Литмир - Электронная Библиотека

– Хозяйка по ягоду ушла, – выдала девка. – Тебе чаво?

Это «чаво» вышло у нее томным придыхом, как будто слово, касаясь кисельных губ, напиталось вмиг сладостью и загадкой.

– За молоком приехал.

– Строители, что ль?

– Ага, строители-устроители.

– Ну заходи.

Ступив во двор, закрыв за собой плетеную калитку, молодой парень погрузился в полуявь-полусон. Жужжали слепни над головой, солнце безжалостно облизывало плечи наждачной бумагой. Петр шел мимо дровника, мимо разросшихся огородов; в нос бил запах навоза, слежавшегося сена, сухой земли. Но это все было подспудным и недействительным, существовавшим на окраине реальности. Смысл имела только ладная, крутобедрая девушка, вышагивающая впереди земляной, тяжелой, пьянящей походкой. Дочка Велеса. Созревшая корова.

Зайдя в сарай, она первым делом налила полную крынку холодного молока.

– Пей, что ли. Умаялся…

Она говорила все с тем же прищуром, словно пробуя молодого парня на зубок, а Петр жадно припал к крынке, огромными глотками втягивая в себя живительную влагу. Молоко плескалось через край, стекая тонкими струйками по подбородку, шее, груди, заливаясь в тонкую прогалину мускулистого живота. Парень насилу оторвался, облизнул молочные губы, шумно выдохнул.

– Благостно?

– Душу перышком пощекотали, – Петр широко улыбнулся и поймал встречную улыбку.

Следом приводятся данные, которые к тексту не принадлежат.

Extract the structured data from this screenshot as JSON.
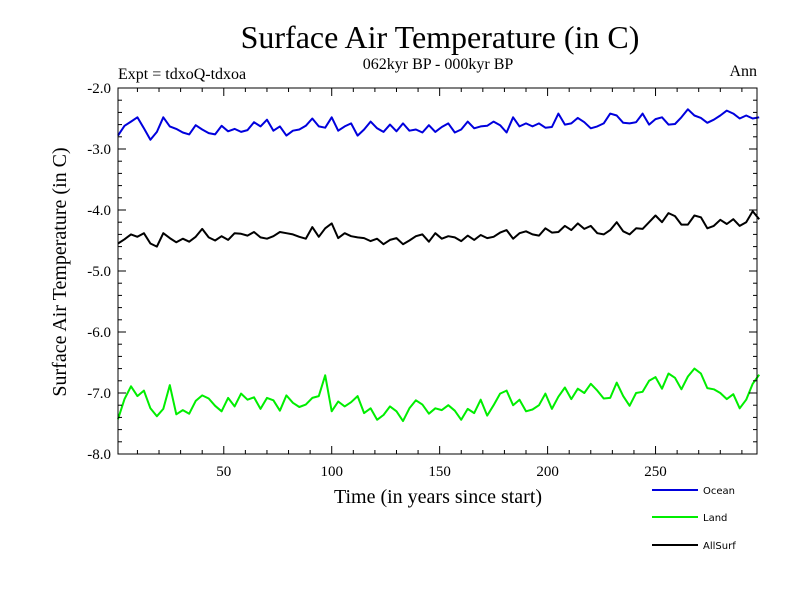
{
  "chart_data": {
    "type": "line",
    "title": "Surface Air Temperature (in C)",
    "subtitle": "062kyr BP - 000kyr BP",
    "left_annotation": "Expt = tdxoQ-tdxoa",
    "right_annotation": "Ann",
    "xlabel": "Time (in years since start)",
    "ylabel": "Surface Air Temperature (in C)",
    "xlim": [
      1,
      297
    ],
    "ylim": [
      -8.0,
      -2.0
    ],
    "x_ticks": [
      50,
      100,
      150,
      200,
      250
    ],
    "y_ticks": [
      -8.0,
      -7.0,
      -6.0,
      -5.0,
      -4.0,
      -3.0,
      -2.0
    ],
    "x_tick_labels": [
      "50",
      "100",
      "150",
      "200",
      "250"
    ],
    "y_tick_labels": [
      "-8.0",
      "-7.0",
      "-6.0",
      "-5.0",
      "-4.0",
      "-3.0",
      "-2.0"
    ],
    "grid": false,
    "legend_position": "bottom-right",
    "x_step": 3,
    "series": [
      {
        "name": "Ocean",
        "color": "#0000dd",
        "values": [
          -2.78,
          -2.62,
          -2.55,
          -2.48,
          -2.66,
          -2.85,
          -2.72,
          -2.48,
          -2.63,
          -2.67,
          -2.73,
          -2.76,
          -2.61,
          -2.68,
          -2.74,
          -2.76,
          -2.62,
          -2.71,
          -2.67,
          -2.72,
          -2.69,
          -2.56,
          -2.63,
          -2.52,
          -2.7,
          -2.63,
          -2.78,
          -2.7,
          -2.68,
          -2.62,
          -2.5,
          -2.63,
          -2.65,
          -2.48,
          -2.7,
          -2.63,
          -2.58,
          -2.78,
          -2.68,
          -2.55,
          -2.66,
          -2.72,
          -2.6,
          -2.71,
          -2.58,
          -2.7,
          -2.68,
          -2.73,
          -2.61,
          -2.72,
          -2.64,
          -2.58,
          -2.73,
          -2.68,
          -2.55,
          -2.66,
          -2.63,
          -2.62,
          -2.55,
          -2.61,
          -2.73,
          -2.48,
          -2.63,
          -2.58,
          -2.63,
          -2.58,
          -2.65,
          -2.64,
          -2.42,
          -2.6,
          -2.58,
          -2.49,
          -2.56,
          -2.66,
          -2.63,
          -2.58,
          -2.42,
          -2.45,
          -2.57,
          -2.58,
          -2.56,
          -2.42,
          -2.6,
          -2.51,
          -2.48,
          -2.6,
          -2.59,
          -2.48,
          -2.35,
          -2.45,
          -2.49,
          -2.57,
          -2.52,
          -2.45,
          -2.37,
          -2.42,
          -2.5,
          -2.45,
          -2.5,
          -2.48
        ]
      },
      {
        "name": "Land",
        "color": "#00ee00",
        "values": [
          -7.43,
          -7.1,
          -6.89,
          -7.05,
          -6.96,
          -7.25,
          -7.38,
          -7.26,
          -6.87,
          -7.35,
          -7.28,
          -7.34,
          -7.13,
          -7.04,
          -7.09,
          -7.21,
          -7.3,
          -7.08,
          -7.22,
          -7.01,
          -7.11,
          -7.07,
          -7.26,
          -7.08,
          -7.12,
          -7.29,
          -7.04,
          -7.16,
          -7.23,
          -7.19,
          -7.08,
          -7.05,
          -6.71,
          -7.3,
          -7.14,
          -7.22,
          -7.15,
          -7.05,
          -7.33,
          -7.25,
          -7.44,
          -7.36,
          -7.22,
          -7.3,
          -7.46,
          -7.25,
          -7.12,
          -7.19,
          -7.34,
          -7.25,
          -7.28,
          -7.2,
          -7.29,
          -7.44,
          -7.26,
          -7.33,
          -7.11,
          -7.37,
          -7.2,
          -7.01,
          -6.96,
          -7.2,
          -7.11,
          -7.3,
          -7.27,
          -7.2,
          -7.01,
          -7.26,
          -7.06,
          -6.91,
          -7.1,
          -6.93,
          -7.0,
          -6.85,
          -6.96,
          -7.09,
          -7.08,
          -6.83,
          -7.05,
          -7.21,
          -7.0,
          -6.98,
          -6.8,
          -6.74,
          -6.93,
          -6.68,
          -6.75,
          -6.94,
          -6.73,
          -6.6,
          -6.68,
          -6.92,
          -6.94,
          -7.0,
          -7.1,
          -7.02,
          -7.25,
          -7.11,
          -6.85,
          -6.7
        ]
      },
      {
        "name": "AllSurf",
        "color": "#000000",
        "values": [
          -4.55,
          -4.48,
          -4.4,
          -4.44,
          -4.38,
          -4.55,
          -4.6,
          -4.38,
          -4.46,
          -4.53,
          -4.47,
          -4.52,
          -4.44,
          -4.31,
          -4.45,
          -4.5,
          -4.43,
          -4.49,
          -4.38,
          -4.39,
          -4.42,
          -4.36,
          -4.45,
          -4.47,
          -4.43,
          -4.36,
          -4.38,
          -4.4,
          -4.44,
          -4.47,
          -4.28,
          -4.44,
          -4.3,
          -4.22,
          -4.46,
          -4.38,
          -4.43,
          -4.45,
          -4.46,
          -4.51,
          -4.47,
          -4.56,
          -4.49,
          -4.46,
          -4.56,
          -4.5,
          -4.43,
          -4.4,
          -4.52,
          -4.38,
          -4.47,
          -4.43,
          -4.45,
          -4.51,
          -4.42,
          -4.49,
          -4.41,
          -4.46,
          -4.44,
          -4.37,
          -4.33,
          -4.47,
          -4.38,
          -4.35,
          -4.4,
          -4.42,
          -4.3,
          -4.37,
          -4.36,
          -4.26,
          -4.33,
          -4.22,
          -4.31,
          -4.26,
          -4.38,
          -4.4,
          -4.33,
          -4.2,
          -4.35,
          -4.4,
          -4.3,
          -4.31,
          -4.2,
          -4.09,
          -4.2,
          -4.05,
          -4.1,
          -4.24,
          -4.24,
          -4.09,
          -4.12,
          -4.3,
          -4.26,
          -4.16,
          -4.23,
          -4.15,
          -4.26,
          -4.2,
          -4.02,
          -4.15
        ]
      }
    ]
  }
}
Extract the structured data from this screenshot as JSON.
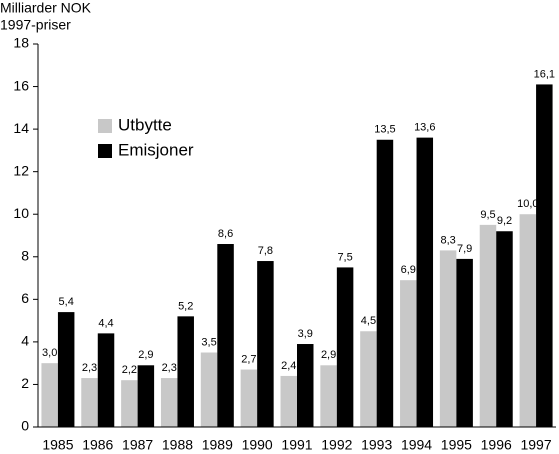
{
  "chart_data": {
    "type": "bar",
    "ylabel_lines": [
      "Milliarder NOK",
      "1997-priser"
    ],
    "categories": [
      "1985",
      "1986",
      "1987",
      "1988",
      "1989",
      "1990",
      "1991",
      "1992",
      "1993",
      "1994",
      "1995",
      "1996",
      "1997"
    ],
    "series": [
      {
        "name": "Utbytte",
        "color": "#c8c8c8",
        "values": [
          3.0,
          2.3,
          2.2,
          2.3,
          3.5,
          2.7,
          2.4,
          2.9,
          4.5,
          6.9,
          8.3,
          9.5,
          10.0
        ],
        "value_labels": [
          "3,0",
          "2,3",
          "2,2",
          "2,3",
          "3,5",
          "2,7",
          "2,4",
          "2,9",
          "4,5",
          "6,9",
          "8,3",
          "9,5",
          "10,0"
        ]
      },
      {
        "name": "Emisjoner",
        "color": "#000000",
        "values": [
          5.4,
          4.4,
          2.9,
          5.2,
          8.6,
          7.8,
          3.9,
          7.5,
          13.5,
          13.6,
          7.9,
          9.2,
          16.1
        ],
        "value_labels": [
          "5,4",
          "4,4",
          "2,9",
          "5,2",
          "8,6",
          "7,8",
          "3,9",
          "7,5",
          "13,5",
          "13,6",
          "7,9",
          "9,2",
          "16,1"
        ]
      }
    ],
    "ylim": [
      0,
      18
    ],
    "yticks": [
      0,
      2,
      4,
      6,
      8,
      10,
      12,
      14,
      16,
      18
    ],
    "grid": false,
    "legend_position": "upper left"
  }
}
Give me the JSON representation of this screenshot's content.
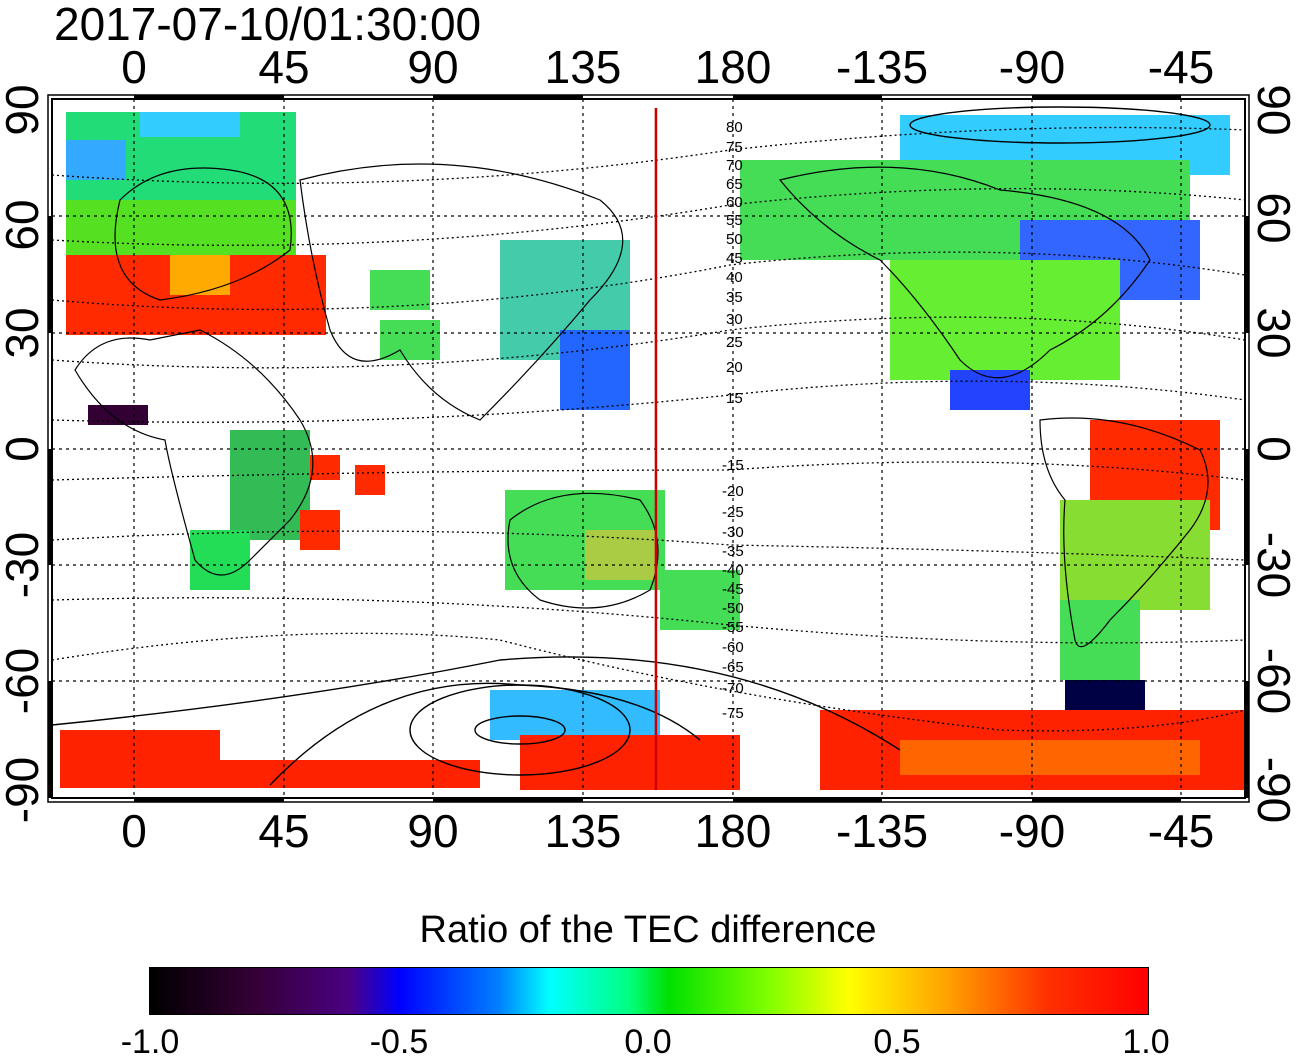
{
  "timestamp": "2017-07-10/01:30:00",
  "longitude_ticks": [
    "0",
    "45",
    "90",
    "135",
    "180",
    "-135",
    "-90",
    "-45"
  ],
  "latitude_ticks": [
    "90",
    "60",
    "30",
    "0",
    "-30",
    "-60",
    "-90"
  ],
  "contour_labels_north": [
    "80",
    "75",
    "70",
    "65",
    "60",
    "55",
    "50",
    "45",
    "40",
    "35",
    "30",
    "25",
    "20",
    "15"
  ],
  "contour_labels_south": [
    "-15",
    "-20",
    "-25",
    "-30",
    "-35",
    "-40",
    "-45",
    "-50",
    "-55",
    "-60",
    "-65",
    "-70",
    "-75"
  ],
  "terminator_longitude": 157,
  "colorbar": {
    "title": "Ratio of the TEC difference",
    "ticks": [
      "-1.0",
      "-0.5",
      "0.0",
      "0.5",
      "1.0"
    ],
    "range": [
      -1.0,
      1.0
    ]
  },
  "colors": {
    "strong_positive": "#ff0000",
    "neutral": "#00e000",
    "strong_negative": "#0000ff",
    "terminator": "#cc0000"
  }
}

– Бидоны давай, строитель.

Девушка наклонялась, брала полные ведра молока, неторопливо переливала их в бидон, а Петр не мог оторвать глаз от ее крепкого стана, от огромных, налитых соком грудей. И все всклокотало внутри организма. Не владея собой, он шагнул ей навстречу, крепко сжал бедра и прижался к девушке низом живота, не желая сдерживать разлившееся по жилам электричество. А та не оттолкнула, не вырвалась, а только тяжело задышала и стала подбирать руками подол широкой юбки…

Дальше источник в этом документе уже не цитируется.